Rudock and Smith are developing in the lineup together. Both are sophomores, but while Rudock did not take a snap last season, Smith caught three passes for 31 yards from James Vandenberg. This season Rudock has completed better than 60 percent of his passes to 17 different targets. The 6-foot-2 Smith is becoming one of his preferred options.
"He's climbing, he's coming on," Ferentz said of Smith. Iowa could have targeted more vs. Northwestern, but Davis has been conservative in the number of targets he gives to each play. Whether it is junior running back Mark Weisman in the running game or a hot receiver in the passing game?
Ascending to second on the depth chart among receivers isn't important to Smith. Doing what coach Ferentz asks has always been his objective.
"I feel like I'm playing the role he needs me to play," Smith said. "I'm doing whatever he asks. If he says I'm the second receiver, then so be it. I'm trying to do my job."

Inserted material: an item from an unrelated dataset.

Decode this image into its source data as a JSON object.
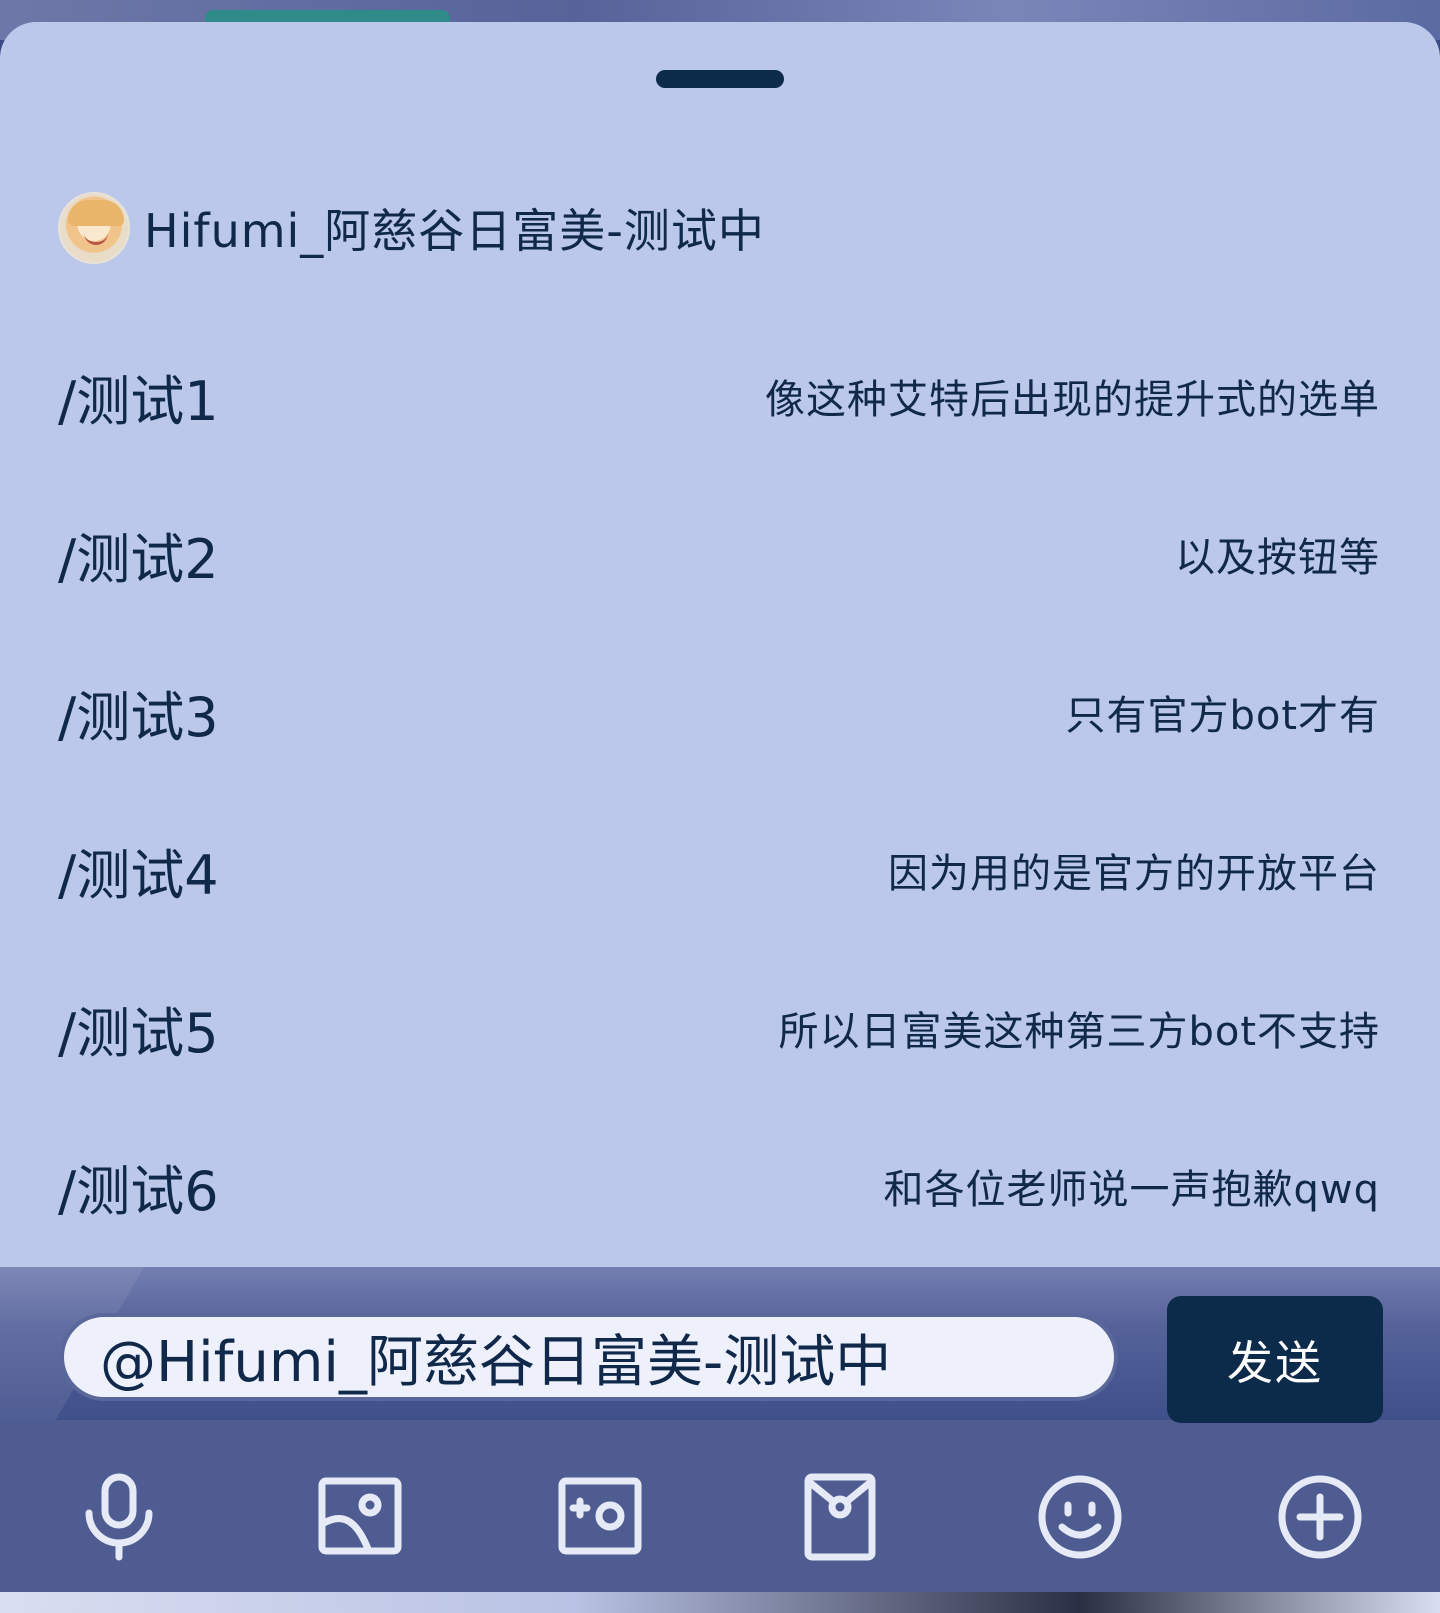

With the Hawkeyes averaging 188.9 yards on the ground per game and 4.4 yards per rush, it makes sense to go for the near-certain positive yardage on first down. Against Northwestern, the Hawkeyes ran 20 times and passed eight times on first down. Because of that ratio, it isn't uncommon for the Iowa offense to occasionally see eight defenders within a few yards of the line of scrimmage.
"I love it," Smith said with a smile. "I kind of want them to load the box so the receivers can have a chance to catch the ball."
With Iowa and Wisconsin, keep a close eye on the fullbacks, the tight ends and running backs, since they often are the difference makers, as they were in the 2010 game.
Special teams can't be forgot in this series. Senior placekicker Mike Meyer was Iowa's only starter in the 2010 game. He had a costly block on an extra point in the 2010 game.
The Hawkeyes had plenty of miscues in special teams in 2010, including the infamous fake punt that Bielema called on the Badgers final scoring series to take the lead for good over Iowa and bring home the Heartland Trophy for the Badgers
All three Iowa senior linebackers, James Morris, Christian Kirksey and Anthony Hitchens saw playing time vs. Wisconsin, as freshmen. Morris contributed with four tackles. The Hawkeyes have won two out of two trophy games in 2013. Will they make it three in a row?
Can Iowa switch the tables in 2013 on Wisconsin?
Our pick: Iowa 31, Wisconsin 30, which would be just that. It will be an interesting chess match at Kinnick. How will the coordinators use their men?